LOS ANGELES (AP) — When composer Gustavo Santaolalla sits with a new script, the words on the page often trigger visual elements, allowing him to hear the musical journey as the story travels from scene to scene.
It’s a trait that’s served “The Last of Us” composer well in creating the music for both the acclaimed video game and its Emmy-nominated HBO adaptation, including a nod for Santaolalla’s music.
Santaolalla was never formally trained to read or write music, but his instinctual method has led him to create Academy-award winning compositions for Ang Lee’s “Brokeback Mountain” and Alejandro González Iñárritu’s “Babel.” His first Emmy nod was for AMC’s “Hell on Wheels” in 2012, a year before the release of the first “Last of Us” video game.
Santaolalla says he never felt like he was “just writing music” for a video game. From the very beginning he said he knew that “The Last of Us” “felt like a great story” that could easily be retold through any medium.
“The music translated so perfectly to the series,” said Santaolalla who brought a sense of nostalgia to fans by reusing the game's beloved theme song.
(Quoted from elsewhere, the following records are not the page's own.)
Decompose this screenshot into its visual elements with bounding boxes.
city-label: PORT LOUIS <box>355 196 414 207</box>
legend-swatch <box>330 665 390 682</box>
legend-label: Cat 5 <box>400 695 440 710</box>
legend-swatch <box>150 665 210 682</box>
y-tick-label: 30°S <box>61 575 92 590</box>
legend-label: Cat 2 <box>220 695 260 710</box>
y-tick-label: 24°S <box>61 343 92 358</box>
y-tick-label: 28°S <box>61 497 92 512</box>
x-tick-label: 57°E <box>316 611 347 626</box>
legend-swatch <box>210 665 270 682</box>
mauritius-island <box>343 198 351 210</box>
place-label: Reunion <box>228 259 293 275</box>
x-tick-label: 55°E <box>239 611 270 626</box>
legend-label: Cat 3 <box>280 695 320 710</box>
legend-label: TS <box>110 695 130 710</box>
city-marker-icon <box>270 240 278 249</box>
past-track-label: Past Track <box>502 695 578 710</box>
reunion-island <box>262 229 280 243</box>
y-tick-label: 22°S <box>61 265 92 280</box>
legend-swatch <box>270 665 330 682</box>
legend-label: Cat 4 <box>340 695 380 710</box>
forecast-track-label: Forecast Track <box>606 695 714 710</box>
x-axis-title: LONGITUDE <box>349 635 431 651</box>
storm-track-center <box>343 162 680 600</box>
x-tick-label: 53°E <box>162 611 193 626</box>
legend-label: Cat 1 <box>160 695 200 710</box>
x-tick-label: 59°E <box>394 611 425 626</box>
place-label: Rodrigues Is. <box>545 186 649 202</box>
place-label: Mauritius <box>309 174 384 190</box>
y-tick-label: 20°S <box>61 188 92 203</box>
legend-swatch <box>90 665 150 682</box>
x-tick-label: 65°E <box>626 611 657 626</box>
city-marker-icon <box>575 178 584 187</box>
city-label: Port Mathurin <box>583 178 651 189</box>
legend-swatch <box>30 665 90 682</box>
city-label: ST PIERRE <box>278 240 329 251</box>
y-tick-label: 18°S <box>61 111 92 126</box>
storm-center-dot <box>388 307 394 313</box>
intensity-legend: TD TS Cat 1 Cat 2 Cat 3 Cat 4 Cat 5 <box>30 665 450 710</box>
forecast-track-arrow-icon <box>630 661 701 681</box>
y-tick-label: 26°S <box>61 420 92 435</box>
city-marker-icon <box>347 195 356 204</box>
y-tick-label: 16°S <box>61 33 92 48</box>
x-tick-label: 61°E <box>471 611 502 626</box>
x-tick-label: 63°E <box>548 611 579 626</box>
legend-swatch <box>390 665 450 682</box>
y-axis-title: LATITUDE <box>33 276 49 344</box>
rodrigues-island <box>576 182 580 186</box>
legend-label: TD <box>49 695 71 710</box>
The video game is set in the aftermath of a global pandemic that has turned civilians into zombie-like creatures. It follows the story of a smuggler named Joel who finds himself escorting an immune teenage girl named Ellie across the United States. The television series stars Pedro Pascal and Bella Ramsey and received 24 Emmy nominations this year.
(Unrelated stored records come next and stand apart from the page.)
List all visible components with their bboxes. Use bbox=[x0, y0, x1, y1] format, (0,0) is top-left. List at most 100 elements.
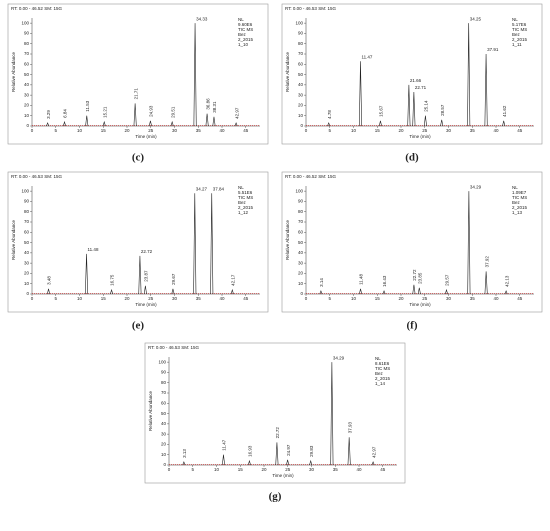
peak bbox=[148, 120, 152, 127]
peak-label: 37.84 bbox=[213, 186, 225, 191]
x-tick-label: 25 bbox=[148, 128, 154, 133]
peak bbox=[171, 288, 175, 295]
peak bbox=[382, 290, 386, 295]
x-tick-label: 35 bbox=[196, 296, 202, 301]
peak-label: 16.75 bbox=[110, 274, 115, 286]
peak-label: 11.48 bbox=[359, 273, 364, 284]
y-tick-label: 100 bbox=[295, 188, 303, 193]
peak-label: 37.93 bbox=[347, 421, 352, 433]
y-tick-label: 60 bbox=[161, 400, 167, 405]
info-line: TIC MS bbox=[512, 195, 527, 200]
info-line: 2_2015 bbox=[512, 205, 528, 210]
y-tick-label: 40 bbox=[161, 421, 167, 426]
peak-label: 37.91 bbox=[487, 47, 499, 52]
y-tick-label: 50 bbox=[24, 72, 30, 77]
y-tick-label: 70 bbox=[298, 51, 304, 56]
peak-label: 34.25 bbox=[470, 16, 482, 21]
peak-label: 16.43 bbox=[382, 275, 387, 287]
peak bbox=[205, 113, 209, 127]
panel-header: RT: 0.00 - 46.52 SM: 15G bbox=[285, 174, 336, 179]
peak bbox=[412, 92, 416, 127]
y-tick-label: 80 bbox=[161, 380, 167, 385]
y-axis-title: Relative Abundance bbox=[11, 51, 16, 92]
peak bbox=[63, 120, 66, 127]
panel-label: (f) bbox=[407, 320, 418, 332]
info-line: NL bbox=[512, 17, 518, 22]
peak bbox=[247, 459, 251, 466]
peak bbox=[234, 122, 238, 127]
peak bbox=[286, 459, 290, 466]
y-tick-label: 80 bbox=[24, 209, 30, 214]
peak bbox=[102, 120, 106, 127]
y-tick-label: 10 bbox=[24, 281, 30, 286]
peak bbox=[417, 287, 421, 295]
panel-header: RT: 0.00 - 46.53 SM: 15G bbox=[11, 174, 62, 179]
info-line: NL bbox=[375, 356, 381, 361]
peak bbox=[212, 116, 216, 127]
y-tick-label: 0 bbox=[26, 123, 29, 128]
peak bbox=[423, 115, 427, 127]
x-axis-title: Time (min) bbox=[135, 302, 157, 307]
peak bbox=[358, 61, 362, 127]
x-tick-label: 20 bbox=[398, 296, 404, 301]
peak bbox=[182, 461, 186, 466]
x-tick-label: 45 bbox=[517, 128, 523, 133]
y-tick-label: 40 bbox=[24, 250, 30, 255]
x-tick-label: 25 bbox=[422, 128, 428, 133]
peak bbox=[371, 461, 375, 466]
info-line: 1_10 bbox=[238, 42, 249, 47]
peak bbox=[359, 288, 363, 295]
x-tick-label: 0 bbox=[31, 296, 34, 301]
x-axis-title: Time (min) bbox=[135, 134, 157, 139]
x-tick-label: 30 bbox=[172, 128, 178, 133]
y-tick-label: 50 bbox=[298, 72, 304, 77]
info-line: Bez bbox=[238, 32, 247, 37]
chromatogram-panel: RT: 0.00 - 46.52 SM: 15G0102030405060708… bbox=[7, 3, 269, 164]
peak bbox=[138, 255, 142, 295]
peak-label: 38.31 bbox=[212, 101, 217, 113]
x-tick-label: 20 bbox=[124, 296, 130, 301]
y-tick-label: 60 bbox=[298, 61, 304, 66]
y-tick-label: 100 bbox=[295, 20, 303, 25]
peak-label: 34.33 bbox=[196, 16, 208, 21]
peak-label: 15.21 bbox=[102, 106, 107, 118]
x-tick-label: 35 bbox=[333, 467, 339, 472]
chromatogram-panel: RT: 0.00 - 46.53 SM: 15G0102030405060708… bbox=[7, 171, 269, 332]
peak bbox=[230, 288, 234, 295]
x-tick-label: 10 bbox=[77, 128, 83, 133]
x-tick-label: 20 bbox=[261, 467, 267, 472]
peak bbox=[347, 437, 351, 466]
peak bbox=[275, 442, 279, 466]
y-tick-label: 0 bbox=[300, 291, 303, 296]
panel-label: (c) bbox=[132, 152, 145, 164]
y-tick-label: 70 bbox=[24, 219, 30, 224]
peak bbox=[133, 103, 137, 127]
y-tick-label: 70 bbox=[161, 390, 167, 395]
x-tick-label: 40 bbox=[493, 128, 499, 133]
y-axis-title: Relative Abundance bbox=[285, 219, 290, 260]
x-tick-label: 45 bbox=[517, 296, 523, 301]
y-tick-label: 90 bbox=[24, 31, 30, 36]
x-tick-label: 40 bbox=[493, 296, 499, 301]
x-tick-label: 40 bbox=[356, 467, 362, 472]
x-tick-label: 10 bbox=[351, 128, 357, 133]
info-line: 5.17E6 bbox=[512, 22, 527, 27]
peak-label: 34.29 bbox=[470, 184, 482, 189]
y-tick-label: 20 bbox=[161, 442, 167, 447]
chromatogram-panel: RT: 0.00 - 46.53 SM: 15G0102030405060708… bbox=[281, 3, 543, 164]
info-line: TIC MS bbox=[238, 27, 253, 32]
peak bbox=[110, 288, 114, 295]
peak-label: 22.72 bbox=[275, 427, 280, 439]
y-axis-title: Relative Abundance bbox=[148, 390, 153, 431]
peak-label: 28.57 bbox=[440, 104, 445, 116]
panel-label: (d) bbox=[405, 152, 419, 164]
y-tick-label: 60 bbox=[24, 61, 30, 66]
y-tick-label: 40 bbox=[298, 250, 304, 255]
x-tick-label: 30 bbox=[446, 128, 452, 133]
peak-label: 11.47 bbox=[222, 439, 227, 450]
x-tick-label: 15 bbox=[101, 128, 107, 133]
x-tick-label: 40 bbox=[219, 128, 225, 133]
x-tick-label: 5 bbox=[328, 128, 331, 133]
info-line: 2_2015 bbox=[238, 205, 254, 210]
info-line: 2_2015 bbox=[238, 37, 254, 42]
Santaolalla transports the audience into the dystopian nightmare with one constant sound: the warm twang of his ronroco —a stringed mandolin that he calls “this wonderful little instrument from the Andes Mountains.” It can be heard throughout the “Last of Us” theme song and in almost all of the composer’s projects.
“One thing that I really felt was very rewarding was that (writers) Neil Druckmann and Craig Mazin, they have said that my music, somehow, it’s part of the DNA of ‘The Last of Us,’ he said. “It’s like a character in the story.”
Santaolalla’s Emmy nomination is for the third episode where the show expanded on the relationship between two characters named Bill and Frank — portrayed by Nick Offerman and Murray Bartlett. Bill’s sexual orientation was only implied in the original video game, without much explanation about his partnership with Frank. In the series, Mazin and Druckmann create a romantic backstory for the two characters, creating one of the series' most talked about tearjerker episodes.
“I knew the impact that that episode had in the audience,” said Santaolalla. “I was surprised (about the nomination), but at the same time, it was something that I got the feeling that it could happen,” he said. “I’m so grateful.”
Santaolalla says that he took into consideration the way that silence “played a big role” in the soundtrack of Bill and Frank’s story.
“Bill is a guy that has been inside of him, you know for years. You can’t get a word out of this guy or that demonstrative feelings. So there is already a silence in the reality of those characters. It is a very important part of the music of those characters.”
Santaolalla says silence is an element he loves to play with when writing music and was significant when composing “Brokeback Mountain” — a love story between two American cowboys.
“Silence sometimes can be louder than the note,” he said. “There’s an element where the silence works great in both of those cases, because the characters are not very talkative. Those silences when you’re watching something, it sucks people into the screen … you move to the front of your seat.”
Santaolalla first stepped into music as a young boy after his mother bought him his first guitar. He started making records as a teenager in Argentina. The producer turned composer would later flee the South American country during the 70s and make his way to Los Angeles where he soon became a notable figure in the rock en Español scene, producing over 100 albums for other Latin American icons like Juanes, Molotov and Julieta Venegas. He’s won BAFTAs, Golden Globes and both Grammys and Latin Grammys.
At 72, the musician has no plans of taking a break. He is the frontman of the critically acclaimed Argentine/Uruguayan band, Bajofondo, and is gearing up to perform at Eric Clapton’s upcoming 2023 Crossroads Festival in Los Angeles. Later this year, Santaolalla will travel to Sevilla, Spain, to receive the Latin Grammys’ Trustees Award honoring his musical legacy.
“This is far beyond anything that I could have imagined,” he said. “But being aware of that since an early age and now being in the position that I am now, I feel a responsibility to use this gift because I feel that is something that was given to me.”